The detector showed a reduced dose-response for all measured energies, and MF strengths resulting in experimentally determined k_(B,M,Q) values larger than 1 (Figure 1). k_(B,M,Q) increased with proton energy and MF strength, except for 0.32 T and 252.7 MeV. Overall, k_(B,M,Q) ranged between 1.006 ± 0.004 and 1.021 ± 0.010 for all energies and MF strengths examined and the strongest dependence on energy was found at 1 T. The MC simulated k_(B,M,Q) values for 0.32 and 1 T showed a good agreement with the experimentally determined correction factors and trends within their standard deviations.

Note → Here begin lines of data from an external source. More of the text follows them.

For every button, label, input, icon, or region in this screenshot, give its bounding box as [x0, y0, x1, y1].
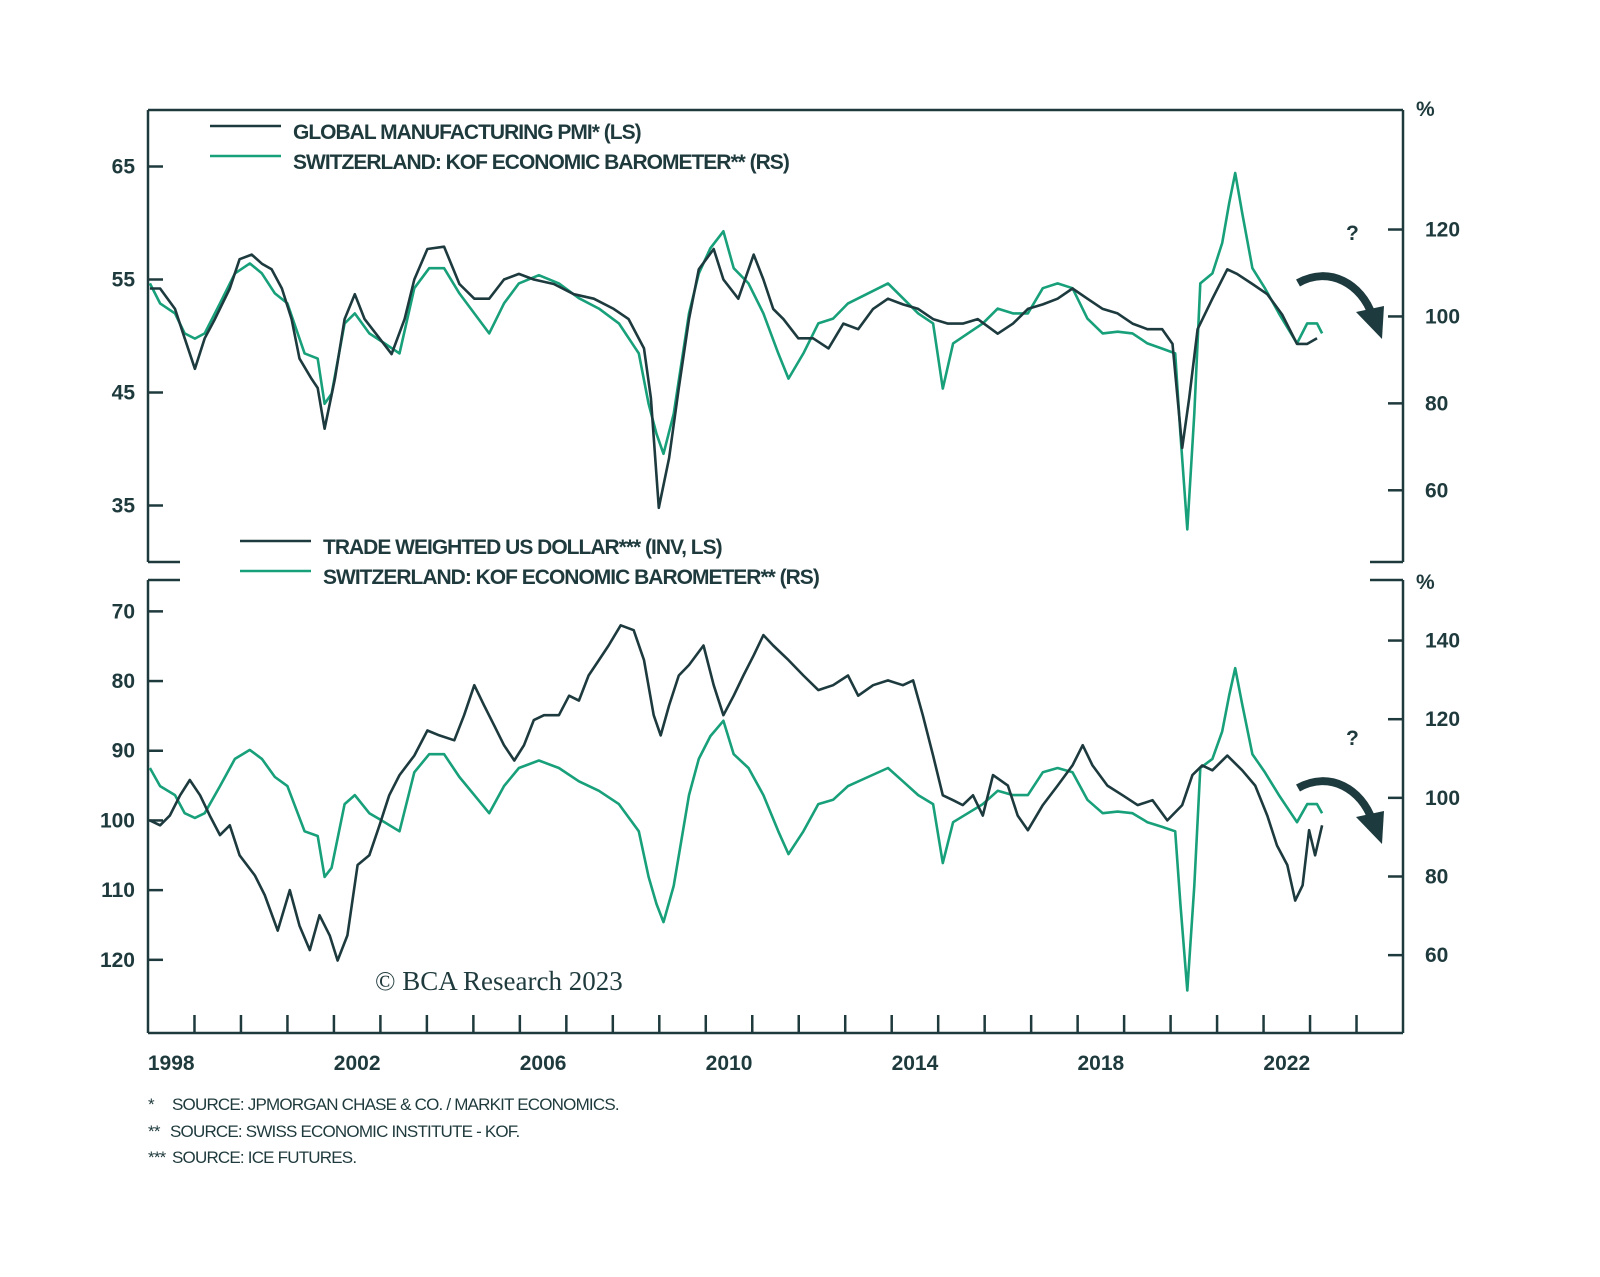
- right-y-tick-label: 60: [1425, 944, 1448, 967]
- x-tick-label: 2022: [1263, 1052, 1310, 1075]
- right-y-tick-label: 120: [1425, 708, 1460, 731]
- left-y-tick-label: 120: [100, 949, 135, 972]
- x-tick-label: 1998: [148, 1052, 195, 1075]
- legend-label-kof: SWITZERLAND: KOF ECONOMIC BAROMETER** (R…: [293, 151, 789, 174]
- legend-label-pmi: GLOBAL MANUFACTURING PMI* (LS): [293, 121, 641, 144]
- right-axis-unit-top: %: [1416, 98, 1435, 121]
- us-dollar-line: [149, 624, 1324, 962]
- x-tick-label: 2006: [520, 1052, 567, 1075]
- right-y-tick-label: 80: [1425, 392, 1448, 415]
- legend-top: GLOBAL MANUFACTURING PMI* (LS) SWITZERLA…: [210, 121, 790, 174]
- right-y-tick-label: 120: [1425, 219, 1460, 242]
- footnote-text: SOURCE: ICE FUTURES.: [172, 1148, 356, 1167]
- right-y-tick-label: 100: [1425, 305, 1460, 328]
- curved-arrow-down-icon: [1296, 272, 1384, 339]
- legend-label-kof: SWITZERLAND: KOF ECONOMIC BAROMETER** (R…: [323, 566, 819, 589]
- left-y-tick-label: 65: [112, 156, 136, 179]
- left-y-tick-label: 110: [101, 879, 135, 902]
- left-y-tick-label: 35: [112, 495, 136, 518]
- x-tick-label: 2002: [334, 1052, 381, 1075]
- left-y-tick-label: 100: [100, 809, 135, 832]
- footnote-mark: *: [148, 1095, 155, 1114]
- left-y-tick-label: 80: [112, 670, 135, 693]
- footnote-mark: **: [148, 1122, 161, 1141]
- series-lines: [148, 171, 1324, 992]
- right-y-tick-label: 140: [1425, 630, 1460, 653]
- x-tick-label: 2014: [892, 1052, 939, 1075]
- footnote-text: SOURCE: SWISS ECONOMIC INSTITUTE - KOF.: [170, 1122, 520, 1141]
- legend-bottom: TRADE WEIGHTED US DOLLAR*** (INV, LS) SW…: [240, 536, 820, 589]
- kof-line: [148, 171, 1324, 531]
- x-tick-label: 2018: [1078, 1052, 1125, 1075]
- kof-line: [148, 666, 1324, 992]
- left-y-tick-label: 45: [112, 382, 136, 405]
- legend-label-dollar: TRADE WEIGHTED US DOLLAR*** (INV, LS): [323, 536, 722, 559]
- right-y-tick-label: 100: [1425, 787, 1460, 810]
- question-mark-annotation-top: ?: [1346, 222, 1359, 245]
- axis-ticks: 1998 2002 2006 2010 2014 2018 2022 65 55 45 35 120 1…: [100, 156, 1460, 1076]
- left-y-tick-label: 70: [112, 600, 135, 623]
- left-y-tick-label: 90: [112, 740, 135, 763]
- bca-watermark: © BCA Research 2023: [375, 966, 623, 996]
- footnote-mark: ***: [148, 1148, 167, 1167]
- footnotes: * SOURCE: JPMORGAN CHASE & CO. / MARKIT …: [148, 1095, 620, 1167]
- right-y-tick-label: 60: [1425, 479, 1448, 502]
- chart-frames: [146, 108, 1405, 1035]
- pmi-line: [149, 245, 1318, 510]
- right-y-tick-label: 80: [1425, 865, 1448, 888]
- question-mark-annotation-bottom: ?: [1346, 727, 1359, 750]
- left-y-tick-label: 55: [112, 269, 136, 292]
- footnote-text: SOURCE: JPMORGAN CHASE & CO. / MARKIT EC…: [172, 1095, 619, 1114]
- x-tick-label: 2010: [706, 1052, 753, 1075]
- right-axis-unit-bottom: %: [1416, 571, 1435, 594]
- curved-arrow-down-icon: [1296, 777, 1384, 844]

The maximum difference between experimentally determined and MC simulated k_(B ,M,Q) values was 0.63%.



Conclusion

For the first time, measurements and simulations were compared for an advanced Markus chamber for the dosimetry of protons within MFs. For both MF strengths, there was a good agreement of k_(B,M,Q) between  experimentally determined and MC calculated values in this study. By benchmarking the MC code for calculation of k_(B,M,Q) it can be used to calculate k_(B,M,Q) for various ionisation chamber models, MF strengths and proton energies in order to generate data needed for a dosimetry protocol for MRiPT.